The King was sentenced to death on 27 January. Three days later, Charles was beheaded on a scaffold outside the Banqueting House in Whitehall, London. The King asked for warm clothing before his execution: 'the season is so sharp as probably may make me shake, which some observers may imagine proceeds from fear. I would have no such imputation.' On the scaffold, he repeated his case: 'I must tell you that the liberty and freedom [of the people] consists in having of Government, those laws by which their life and their goods may be most their own. It is not for having share in Government, Sir, that is nothing pertaining to them. A subject and a sovereign are clean different things. If I would have given way to an arbitrary way, for to have all laws changed according to the Power of the Sword, I needed not to have come here, and therefore I tell you ... that I am the martyr of the people.' His final words were 'I go from a corruptible to an incorruptible Crown, where no disturbance can be.'

The King was buried on 9 February at Windsor, rather than Westminster Abbey, to avoid public disorder. To avoid the automatic succession of Charles I's son Charles, an Act was passed on 30 January forbidding the proclaiming of another monarch. On 7 February 1649, the office of King was formally abolished.

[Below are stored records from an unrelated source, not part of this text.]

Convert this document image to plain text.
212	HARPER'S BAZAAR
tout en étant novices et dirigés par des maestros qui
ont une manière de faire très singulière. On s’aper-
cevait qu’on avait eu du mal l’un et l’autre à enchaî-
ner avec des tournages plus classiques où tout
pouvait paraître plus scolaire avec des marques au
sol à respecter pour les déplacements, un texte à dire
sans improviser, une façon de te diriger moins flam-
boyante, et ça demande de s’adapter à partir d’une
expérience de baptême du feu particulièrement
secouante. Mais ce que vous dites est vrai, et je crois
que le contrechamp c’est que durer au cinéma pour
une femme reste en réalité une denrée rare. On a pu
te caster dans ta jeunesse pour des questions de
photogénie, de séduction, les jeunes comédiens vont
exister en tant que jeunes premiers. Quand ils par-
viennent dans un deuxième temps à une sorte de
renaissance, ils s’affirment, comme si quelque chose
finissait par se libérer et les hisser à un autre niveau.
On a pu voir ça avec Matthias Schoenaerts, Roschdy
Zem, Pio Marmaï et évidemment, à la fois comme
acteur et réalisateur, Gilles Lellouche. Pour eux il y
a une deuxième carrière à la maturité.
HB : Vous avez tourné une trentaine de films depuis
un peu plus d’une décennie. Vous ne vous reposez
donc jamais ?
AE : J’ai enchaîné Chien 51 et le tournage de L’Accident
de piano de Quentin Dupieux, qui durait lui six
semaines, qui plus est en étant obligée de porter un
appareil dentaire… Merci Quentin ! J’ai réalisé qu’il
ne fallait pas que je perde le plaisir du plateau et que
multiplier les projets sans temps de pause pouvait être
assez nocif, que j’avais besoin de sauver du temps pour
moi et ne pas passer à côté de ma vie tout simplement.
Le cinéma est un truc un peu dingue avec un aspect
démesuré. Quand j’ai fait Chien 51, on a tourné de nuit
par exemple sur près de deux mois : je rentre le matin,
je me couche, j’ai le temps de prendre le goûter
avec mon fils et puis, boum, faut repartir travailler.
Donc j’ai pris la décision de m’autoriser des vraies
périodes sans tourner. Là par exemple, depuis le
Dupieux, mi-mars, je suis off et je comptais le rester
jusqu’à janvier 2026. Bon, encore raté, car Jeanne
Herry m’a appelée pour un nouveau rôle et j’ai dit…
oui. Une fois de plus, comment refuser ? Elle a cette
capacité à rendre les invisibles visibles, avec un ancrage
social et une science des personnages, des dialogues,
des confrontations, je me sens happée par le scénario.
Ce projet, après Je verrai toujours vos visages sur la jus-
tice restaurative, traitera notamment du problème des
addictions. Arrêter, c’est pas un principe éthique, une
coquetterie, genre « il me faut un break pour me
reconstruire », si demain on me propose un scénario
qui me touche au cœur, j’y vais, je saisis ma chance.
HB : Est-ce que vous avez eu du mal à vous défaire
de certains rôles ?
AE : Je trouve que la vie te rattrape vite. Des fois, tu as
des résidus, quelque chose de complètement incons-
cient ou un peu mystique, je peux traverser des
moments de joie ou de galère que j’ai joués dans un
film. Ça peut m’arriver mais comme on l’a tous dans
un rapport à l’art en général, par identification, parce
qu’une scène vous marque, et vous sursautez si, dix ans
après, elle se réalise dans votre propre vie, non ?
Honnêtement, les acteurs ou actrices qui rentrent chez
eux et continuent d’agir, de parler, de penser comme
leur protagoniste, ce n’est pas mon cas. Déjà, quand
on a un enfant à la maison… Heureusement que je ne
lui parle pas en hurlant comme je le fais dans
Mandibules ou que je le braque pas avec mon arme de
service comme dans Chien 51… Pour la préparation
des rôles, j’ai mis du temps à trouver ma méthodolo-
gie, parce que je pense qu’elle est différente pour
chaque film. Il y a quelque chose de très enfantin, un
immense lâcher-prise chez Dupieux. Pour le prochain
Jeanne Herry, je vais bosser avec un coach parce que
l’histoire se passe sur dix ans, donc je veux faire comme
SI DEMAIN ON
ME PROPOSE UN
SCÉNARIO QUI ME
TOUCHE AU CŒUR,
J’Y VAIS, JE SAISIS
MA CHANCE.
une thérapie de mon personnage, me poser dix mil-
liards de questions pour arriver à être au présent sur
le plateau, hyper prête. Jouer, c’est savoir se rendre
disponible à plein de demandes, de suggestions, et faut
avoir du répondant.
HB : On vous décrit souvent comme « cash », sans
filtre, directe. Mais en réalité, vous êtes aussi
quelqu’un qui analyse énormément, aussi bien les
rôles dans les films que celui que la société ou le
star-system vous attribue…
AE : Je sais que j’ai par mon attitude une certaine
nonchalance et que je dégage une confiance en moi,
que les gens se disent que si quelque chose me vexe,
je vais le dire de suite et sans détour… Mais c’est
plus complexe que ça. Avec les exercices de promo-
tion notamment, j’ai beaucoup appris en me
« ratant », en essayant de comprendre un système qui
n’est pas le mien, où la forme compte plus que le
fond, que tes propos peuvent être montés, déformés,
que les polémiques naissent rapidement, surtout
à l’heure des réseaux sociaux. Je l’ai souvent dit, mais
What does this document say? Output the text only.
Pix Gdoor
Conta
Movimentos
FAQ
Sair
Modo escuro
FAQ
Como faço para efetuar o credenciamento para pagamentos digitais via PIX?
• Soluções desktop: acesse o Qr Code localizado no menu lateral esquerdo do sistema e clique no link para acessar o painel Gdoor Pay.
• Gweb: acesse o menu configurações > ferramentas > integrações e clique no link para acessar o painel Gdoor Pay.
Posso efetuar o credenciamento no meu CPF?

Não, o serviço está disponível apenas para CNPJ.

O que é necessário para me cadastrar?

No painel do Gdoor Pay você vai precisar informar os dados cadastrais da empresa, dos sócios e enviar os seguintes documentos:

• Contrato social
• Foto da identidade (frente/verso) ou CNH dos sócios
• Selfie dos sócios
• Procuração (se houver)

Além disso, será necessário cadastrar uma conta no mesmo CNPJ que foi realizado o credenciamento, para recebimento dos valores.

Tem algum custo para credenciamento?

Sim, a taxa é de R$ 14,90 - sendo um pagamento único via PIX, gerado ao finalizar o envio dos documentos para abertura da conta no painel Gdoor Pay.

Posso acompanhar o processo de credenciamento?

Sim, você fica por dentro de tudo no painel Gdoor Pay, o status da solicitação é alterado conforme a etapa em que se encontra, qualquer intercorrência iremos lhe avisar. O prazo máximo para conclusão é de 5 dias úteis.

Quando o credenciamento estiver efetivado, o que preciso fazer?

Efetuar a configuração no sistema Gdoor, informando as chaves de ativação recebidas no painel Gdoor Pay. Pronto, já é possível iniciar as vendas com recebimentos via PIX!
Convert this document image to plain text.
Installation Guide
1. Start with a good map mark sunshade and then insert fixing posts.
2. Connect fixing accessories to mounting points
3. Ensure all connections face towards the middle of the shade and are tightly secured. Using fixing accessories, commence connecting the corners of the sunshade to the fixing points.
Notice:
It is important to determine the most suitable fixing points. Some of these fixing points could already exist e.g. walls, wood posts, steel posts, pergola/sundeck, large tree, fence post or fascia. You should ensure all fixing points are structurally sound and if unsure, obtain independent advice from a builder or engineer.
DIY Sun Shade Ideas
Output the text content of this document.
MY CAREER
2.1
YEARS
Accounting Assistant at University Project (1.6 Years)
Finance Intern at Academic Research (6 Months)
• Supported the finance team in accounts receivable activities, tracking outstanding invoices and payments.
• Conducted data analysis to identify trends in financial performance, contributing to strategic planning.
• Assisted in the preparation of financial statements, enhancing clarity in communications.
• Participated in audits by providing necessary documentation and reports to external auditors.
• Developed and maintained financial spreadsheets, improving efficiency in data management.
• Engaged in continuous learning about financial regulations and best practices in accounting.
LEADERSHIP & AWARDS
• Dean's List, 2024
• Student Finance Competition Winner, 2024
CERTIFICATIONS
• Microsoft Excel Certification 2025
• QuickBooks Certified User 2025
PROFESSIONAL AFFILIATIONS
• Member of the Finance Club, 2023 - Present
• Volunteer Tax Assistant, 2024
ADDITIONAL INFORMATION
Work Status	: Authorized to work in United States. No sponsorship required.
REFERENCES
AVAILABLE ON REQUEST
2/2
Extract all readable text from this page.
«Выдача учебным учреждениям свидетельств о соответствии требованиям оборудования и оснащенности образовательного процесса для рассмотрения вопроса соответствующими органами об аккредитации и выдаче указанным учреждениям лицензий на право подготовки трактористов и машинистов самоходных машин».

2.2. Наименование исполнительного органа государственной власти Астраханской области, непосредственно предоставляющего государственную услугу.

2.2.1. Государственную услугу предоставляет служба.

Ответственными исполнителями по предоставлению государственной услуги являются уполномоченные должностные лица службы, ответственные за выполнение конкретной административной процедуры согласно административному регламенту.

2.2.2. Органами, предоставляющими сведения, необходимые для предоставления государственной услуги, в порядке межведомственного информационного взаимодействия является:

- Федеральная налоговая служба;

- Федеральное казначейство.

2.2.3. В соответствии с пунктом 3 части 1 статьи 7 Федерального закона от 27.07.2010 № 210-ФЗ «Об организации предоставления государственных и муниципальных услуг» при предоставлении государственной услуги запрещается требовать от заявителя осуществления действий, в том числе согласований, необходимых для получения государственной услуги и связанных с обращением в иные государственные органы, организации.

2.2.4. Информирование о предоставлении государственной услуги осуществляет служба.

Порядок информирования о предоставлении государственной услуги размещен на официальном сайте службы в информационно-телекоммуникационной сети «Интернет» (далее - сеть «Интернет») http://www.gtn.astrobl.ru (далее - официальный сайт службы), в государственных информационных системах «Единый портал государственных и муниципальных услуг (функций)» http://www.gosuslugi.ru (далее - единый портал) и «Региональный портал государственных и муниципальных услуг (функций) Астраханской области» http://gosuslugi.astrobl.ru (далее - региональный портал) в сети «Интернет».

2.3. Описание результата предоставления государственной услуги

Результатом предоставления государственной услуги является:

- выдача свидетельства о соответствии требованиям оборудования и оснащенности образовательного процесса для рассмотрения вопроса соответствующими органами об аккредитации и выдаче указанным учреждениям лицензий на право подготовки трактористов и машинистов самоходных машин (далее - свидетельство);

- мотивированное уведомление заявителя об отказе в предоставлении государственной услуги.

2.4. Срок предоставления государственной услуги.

The Civil Wars were essentially confrontations between the monarchy and Parliament over the definitions of the powers of the monarchy and Parliament's authority. These constitutional disagreements were made worse by religious animosities and financial disputes. Both sides claimed that they stood for the rule of law, yet civil war was by definition a matter of force. Charles I, in his unwavering belief that he stood for constitutional and social stability, and the right of the people to enjoy the benefits of that stability, fatally weakened his position by failing to negotiate a compromise with Parliament and paid the price. To many, Charles was seen as a martyr for his people and, to this day, wreaths of remembrance are laid by his supporters on the anniversary of his death at his statue, which faces down Whitehall to the site of his execution.